Mom Sheryl (Toni Collette) is a divorcee whose main function is to try and keep her new family together, despite near-impossible odds. When the film begins, Sheryl goes to the hospital to release her brother Frank (a wonderful Steve Carell, of “The Office” fame). A renowned Proust scholar, Frank is recovering from a botched suicide attempt, a cry for attention after a romantic rejection of his handsome graduate student, who opted for the amour of Frank’s academic competitor, who later on wins laurels for his latest book. Like Richard’s, Frank’s body and soul have been shattered. It’s the job of the journey to restore some semblance of order and self-esteem to both men.

Sheryl brings Frank home, forcing her son Dwayne (Paul Dano) to share his room with his uncle and make sure that Frank doesn’t attempt another suicide. An alienated teen, who’s obsessed with getting into the Air Force Academy, Dwayne has taken an extended vow of silence. Claiming that, “I hate everyone,” he has reduced his life to the minimum communication possible; when necessary, he’ll scratch down a few words in writing, or signal a brief gesture, to a question.

Also in residence is the curmudgeon, sexually obsessed Grandpa, who says exactly what’s on his mind, regardless of the company. Grandpa is forced to live with his son Richard, after being kicked out of a nursing home due to his drug habit; in the first scene, he’s seen snorting cocaine.

What precipitates the family into “action” is a “bomb” dropped on them, when Olive is asked, unbeknownst to them and at the worst time in their life, to participate in the Little Miss Sunshine contest in Redondo Beach. Despite great odds, the family agrees to bring Olive to California to perform in the highly competitive girls’ talent show and beauty pageant. The Hoovers perceive Olive’s trip as their salvation, something like seeking the Holy Grail.

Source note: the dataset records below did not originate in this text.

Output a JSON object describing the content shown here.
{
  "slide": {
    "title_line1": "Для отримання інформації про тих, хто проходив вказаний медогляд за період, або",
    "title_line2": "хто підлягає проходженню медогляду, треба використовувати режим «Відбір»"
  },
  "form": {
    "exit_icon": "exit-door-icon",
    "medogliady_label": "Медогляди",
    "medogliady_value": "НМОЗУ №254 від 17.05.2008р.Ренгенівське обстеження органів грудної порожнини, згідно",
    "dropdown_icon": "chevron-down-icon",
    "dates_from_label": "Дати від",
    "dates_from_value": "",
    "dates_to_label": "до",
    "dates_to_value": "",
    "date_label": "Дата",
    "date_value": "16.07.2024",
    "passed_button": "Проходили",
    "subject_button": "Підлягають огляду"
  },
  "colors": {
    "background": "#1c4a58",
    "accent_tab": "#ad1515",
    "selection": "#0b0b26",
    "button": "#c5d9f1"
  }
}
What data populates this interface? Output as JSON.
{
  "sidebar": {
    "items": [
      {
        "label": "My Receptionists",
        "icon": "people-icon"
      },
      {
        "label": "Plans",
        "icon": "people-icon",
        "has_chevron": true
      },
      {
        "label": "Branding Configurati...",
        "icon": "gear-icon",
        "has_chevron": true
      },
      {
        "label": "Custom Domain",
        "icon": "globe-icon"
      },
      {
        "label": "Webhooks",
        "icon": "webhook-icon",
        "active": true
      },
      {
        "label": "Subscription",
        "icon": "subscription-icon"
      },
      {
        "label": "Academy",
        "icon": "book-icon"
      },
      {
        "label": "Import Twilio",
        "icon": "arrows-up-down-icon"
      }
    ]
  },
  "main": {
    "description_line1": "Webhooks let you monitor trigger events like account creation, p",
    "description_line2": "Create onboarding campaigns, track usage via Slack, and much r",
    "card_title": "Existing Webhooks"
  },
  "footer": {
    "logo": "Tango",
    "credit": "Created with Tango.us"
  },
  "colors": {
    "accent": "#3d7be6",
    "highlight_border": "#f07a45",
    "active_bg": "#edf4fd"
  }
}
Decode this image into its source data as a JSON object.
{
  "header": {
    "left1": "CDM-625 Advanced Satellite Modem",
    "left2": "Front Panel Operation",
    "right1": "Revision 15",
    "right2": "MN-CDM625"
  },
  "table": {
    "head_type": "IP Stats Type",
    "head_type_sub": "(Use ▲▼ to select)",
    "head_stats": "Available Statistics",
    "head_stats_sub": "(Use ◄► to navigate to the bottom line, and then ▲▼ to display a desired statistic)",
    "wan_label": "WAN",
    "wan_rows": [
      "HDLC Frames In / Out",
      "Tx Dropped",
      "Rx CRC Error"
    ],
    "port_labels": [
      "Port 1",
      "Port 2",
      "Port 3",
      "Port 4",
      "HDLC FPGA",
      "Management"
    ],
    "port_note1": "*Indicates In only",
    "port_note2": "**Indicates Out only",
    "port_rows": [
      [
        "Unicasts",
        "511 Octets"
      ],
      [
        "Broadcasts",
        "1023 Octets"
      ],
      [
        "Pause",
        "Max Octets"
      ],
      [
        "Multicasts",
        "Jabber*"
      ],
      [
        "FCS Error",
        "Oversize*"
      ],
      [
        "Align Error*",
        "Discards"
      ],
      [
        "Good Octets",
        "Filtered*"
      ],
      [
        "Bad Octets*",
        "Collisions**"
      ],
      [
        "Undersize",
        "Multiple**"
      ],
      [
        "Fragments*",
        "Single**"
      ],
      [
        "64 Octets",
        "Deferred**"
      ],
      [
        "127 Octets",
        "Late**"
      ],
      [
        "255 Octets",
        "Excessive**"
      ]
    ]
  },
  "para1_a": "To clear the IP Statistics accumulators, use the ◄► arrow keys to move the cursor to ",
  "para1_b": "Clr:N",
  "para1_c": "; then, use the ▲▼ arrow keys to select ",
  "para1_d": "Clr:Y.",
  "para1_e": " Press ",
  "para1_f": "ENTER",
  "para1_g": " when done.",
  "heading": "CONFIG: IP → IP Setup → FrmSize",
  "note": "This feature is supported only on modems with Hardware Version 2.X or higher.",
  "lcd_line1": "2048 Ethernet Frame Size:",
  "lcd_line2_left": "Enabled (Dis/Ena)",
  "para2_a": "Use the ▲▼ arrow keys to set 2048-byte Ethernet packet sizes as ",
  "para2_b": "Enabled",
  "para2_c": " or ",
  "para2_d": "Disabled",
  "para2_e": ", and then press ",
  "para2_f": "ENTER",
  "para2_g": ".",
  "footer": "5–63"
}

Under time pressures and tremendous anxieties, Olive and her family have two days to travel over a thousand miles in a cantankerous VW bus, which keeps breaking at the worst possible moments (a joke repeated too many times). As the Hoovers travel through the American Southwest, they encounter a series of obstacles, both dramatic and comedic.

In the first half, the film maintains a balance between comedy and drama, but then it deteriorates into a broad farce that undermines the very logic of the comedy.

Pushing too hard, Arndt’s script is marred by a number of strategic mistakes. For example, there’s a highly contrived scene in which Frank meets his ex-lover and his competitor scholar out of the blue, in the middle of nowhere, at a gas station.

The scene in which the son realizes that he’s not fit for aviation career is also overbaked. And in what’s the film’s weakest scene, a policeman stops the Hoovers and then lets them go for a reason that can’t be revealed here, but rings utterly false.

The picture’ third reel suffers from repetition of ideas and images, but fortunately, once the family lands at Redondo Beach, it regains its steam. The sequence depicting the beauty contest is truly American Gothic; the young contestants look like freaks, monsters who’re neither girls nor women. It’s here that the Hoovers wake up from their fantasy world–and the tale delivers its moral lesson.

Despite the aforementioned weaknesses, for a first effort, the film is remarkable in the naturalness of the dialogue and unpredictability of most of the situations along the road. “Little Miss Sunshine” represents an honorable addition to the genre of dysfunctional family comedy in general and the beauty pageant in particular.